The water district is entering stage two of six in its water contingency plan and is looking to get customers to conserve with new conservation requirements that include banning sprinklers during the daytime.
CVWD's board of directors voted Tuesday to ban outdoor daytime water use like spray irrigation, or sprinklers, from 10 a.m. to sunset.
"Our climate condition is only going to get worse, it's not going to get better," said board member John Aguilar.
Last month, Gov. Newsom issued executive orders asking water agencies to start saving some water. Last July, the state's water board requested a voluntary 15% reduction. As of February, CVWD had only reduced by 2.4%. Statewide, agencies reduced by 6.4%.
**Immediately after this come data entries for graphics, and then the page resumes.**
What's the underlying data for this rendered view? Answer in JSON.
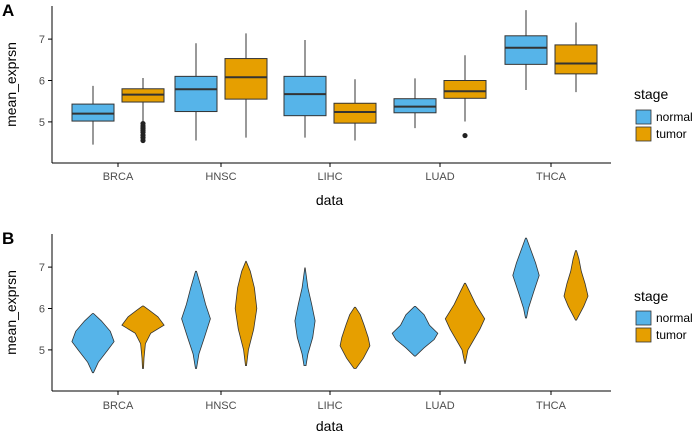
{
  "chart_data": [
    {
      "panel": "A",
      "type": "box",
      "xlabel": "data",
      "ylabel": "mean_exprsn",
      "categories": [
        "BRCA",
        "HNSC",
        "LIHC",
        "LUAD",
        "THCA"
      ],
      "yticks": [
        "5",
        "6",
        "7"
      ],
      "ylim": [
        4.2,
        7.8
      ],
      "legend": {
        "title": "stage",
        "position": "right",
        "entries": [
          "normal",
          "tumor"
        ]
      },
      "colors": {
        "normal": "#56B4E9",
        "tumor": "#E69F00"
      },
      "series": [
        {
          "name": "normal",
          "boxes": [
            {
              "min": 4.45,
              "q1": 5.02,
              "median": 5.2,
              "q3": 5.43,
              "max": 5.87,
              "outliers": []
            },
            {
              "min": 4.55,
              "q1": 5.25,
              "median": 5.79,
              "q3": 6.1,
              "max": 6.9,
              "outliers": []
            },
            {
              "min": 4.62,
              "q1": 5.15,
              "median": 5.67,
              "q3": 6.1,
              "max": 6.98,
              "outliers": []
            },
            {
              "min": 4.85,
              "q1": 5.22,
              "median": 5.37,
              "q3": 5.56,
              "max": 6.05,
              "outliers": []
            },
            {
              "min": 5.77,
              "q1": 6.39,
              "median": 6.79,
              "q3": 7.08,
              "max": 7.7,
              "outliers": []
            }
          ]
        },
        {
          "name": "tumor",
          "boxes": [
            {
              "min": 5.0,
              "q1": 5.48,
              "median": 5.66,
              "q3": 5.8,
              "max": 6.06,
              "outliers": [
                4.55,
                4.62,
                4.68,
                4.75,
                4.8,
                4.85,
                4.9,
                4.96
              ]
            },
            {
              "min": 4.62,
              "q1": 5.55,
              "median": 6.08,
              "q3": 6.53,
              "max": 7.14,
              "outliers": []
            },
            {
              "min": 4.55,
              "q1": 4.97,
              "median": 5.24,
              "q3": 5.45,
              "max": 6.03,
              "outliers": []
            },
            {
              "min": 5.01,
              "q1": 5.57,
              "median": 5.74,
              "q3": 6.0,
              "max": 6.61,
              "outliers": [
                4.67
              ]
            },
            {
              "min": 5.72,
              "q1": 6.16,
              "median": 6.41,
              "q3": 6.86,
              "max": 7.4,
              "outliers": []
            }
          ]
        }
      ]
    },
    {
      "panel": "B",
      "type": "violin",
      "xlabel": "data",
      "ylabel": "mean_exprsn",
      "categories": [
        "BRCA",
        "HNSC",
        "LIHC",
        "LUAD",
        "THCA"
      ],
      "yticks": [
        "5",
        "6",
        "7"
      ],
      "ylim": [
        4.2,
        7.8
      ],
      "legend": {
        "title": "stage",
        "position": "right",
        "entries": [
          "normal",
          "tumor"
        ]
      },
      "colors": {
        "normal": "#56B4E9",
        "tumor": "#E69F00"
      },
      "series": [
        {
          "name": "normal",
          "violins": [
            {
              "profile": [
                [
                  4.45,
                  0.02
                ],
                [
                  4.7,
                  0.22
                ],
                [
                  5.0,
                  0.62
                ],
                [
                  5.2,
                  0.88
                ],
                [
                  5.45,
                  0.72
                ],
                [
                  5.7,
                  0.35
                ],
                [
                  5.88,
                  0.02
                ]
              ]
            },
            {
              "profile": [
                [
                  4.55,
                  0.02
                ],
                [
                  4.9,
                  0.12
                ],
                [
                  5.3,
                  0.35
                ],
                [
                  5.75,
                  0.6
                ],
                [
                  6.1,
                  0.4
                ],
                [
                  6.5,
                  0.22
                ],
                [
                  6.9,
                  0.02
                ]
              ]
            },
            {
              "profile": [
                [
                  4.62,
                  0.04
                ],
                [
                  4.9,
                  0.12
                ],
                [
                  5.3,
                  0.32
                ],
                [
                  5.7,
                  0.42
                ],
                [
                  6.1,
                  0.28
                ],
                [
                  6.5,
                  0.12
                ],
                [
                  6.98,
                  0.01
                ]
              ]
            },
            {
              "profile": [
                [
                  4.85,
                  0.02
                ],
                [
                  5.05,
                  0.38
                ],
                [
                  5.25,
                  0.8
                ],
                [
                  5.4,
                  0.95
                ],
                [
                  5.6,
                  0.6
                ],
                [
                  5.85,
                  0.38
                ],
                [
                  6.05,
                  0.02
                ]
              ]
            },
            {
              "profile": [
                [
                  5.77,
                  0.02
                ],
                [
                  6.0,
                  0.1
                ],
                [
                  6.4,
                  0.32
                ],
                [
                  6.8,
                  0.55
                ],
                [
                  7.1,
                  0.4
                ],
                [
                  7.45,
                  0.18
                ],
                [
                  7.7,
                  0.02
                ]
              ]
            }
          ]
        },
        {
          "name": "tumor",
          "violins": [
            {
              "profile": [
                [
                  4.55,
                  0.02
                ],
                [
                  4.8,
                  0.04
                ],
                [
                  5.15,
                  0.1
                ],
                [
                  5.4,
                  0.32
                ],
                [
                  5.6,
                  0.88
                ],
                [
                  5.8,
                  0.62
                ],
                [
                  5.95,
                  0.28
                ],
                [
                  6.06,
                  0.02
                ]
              ]
            },
            {
              "profile": [
                [
                  4.62,
                  0.02
                ],
                [
                  5.0,
                  0.1
                ],
                [
                  5.5,
                  0.32
                ],
                [
                  6.0,
                  0.45
                ],
                [
                  6.5,
                  0.35
                ],
                [
                  6.9,
                  0.18
                ],
                [
                  7.14,
                  0.01
                ]
              ]
            },
            {
              "profile": [
                [
                  4.55,
                  0.04
                ],
                [
                  4.8,
                  0.35
                ],
                [
                  5.1,
                  0.62
                ],
                [
                  5.3,
                  0.55
                ],
                [
                  5.6,
                  0.38
                ],
                [
                  5.85,
                  0.22
                ],
                [
                  6.03,
                  0.02
                ]
              ]
            },
            {
              "profile": [
                [
                  4.67,
                  0.01
                ],
                [
                  5.0,
                  0.12
                ],
                [
                  5.5,
                  0.62
                ],
                [
                  5.75,
                  0.82
                ],
                [
                  6.1,
                  0.45
                ],
                [
                  6.4,
                  0.2
                ],
                [
                  6.61,
                  0.02
                ]
              ]
            },
            {
              "profile": [
                [
                  5.72,
                  0.02
                ],
                [
                  6.05,
                  0.32
                ],
                [
                  6.3,
                  0.5
                ],
                [
                  6.6,
                  0.38
                ],
                [
                  6.9,
                  0.22
                ],
                [
                  7.2,
                  0.12
                ],
                [
                  7.4,
                  0.02
                ]
              ]
            }
          ]
        }
      ]
    }
  ]
}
CVWD conservation manager Jenna Shimmin said measures like the ban on daytime irrigation will contribute to conservation efforts, but not without pushback.
"Limiting the time frame, [opponents are] concerned, will lead to plants wilting or potentially dying," Shimmin said. "We tried to find that common area where we still see our water savings but customers are able to keep green landscapes. And so by irrigating up till 10 a.m., they should be able to achieve that."
The board approved several other water use reduction measures Tuesday, including one that would require restaurants to only serve water with meals when requested by customers.
Board member Anthony Bianco said the moves might be too "drastic" for the desert.
"I'll be honest with you, it's really hard for me to tell the public that we need to not water during the day, when there are city councils approving wave parks," Bianco said. "It doesn't make sense to me."
Bianco ultimately voted in favor of the measures, which come as the La Quinta planning commission is considering approving an 18-million-gallon wave basin.
"Now we have to ask for water at a restaurant but it's okay to waste 18 million gallons at a surf park? That's just crazy," said Ramon Baez, a member of La Quinta Residents for Responsible Development.
CVWD officials said projects like the La Quinta surf park have already been approved for water use. "So by conserving water, it helps us meet those long-term supplies that we've already approved and looked into," Shimmin said.
The water district said residents will first get a courtesy notice explaining the new regulations. Later violations could result in monetary citations.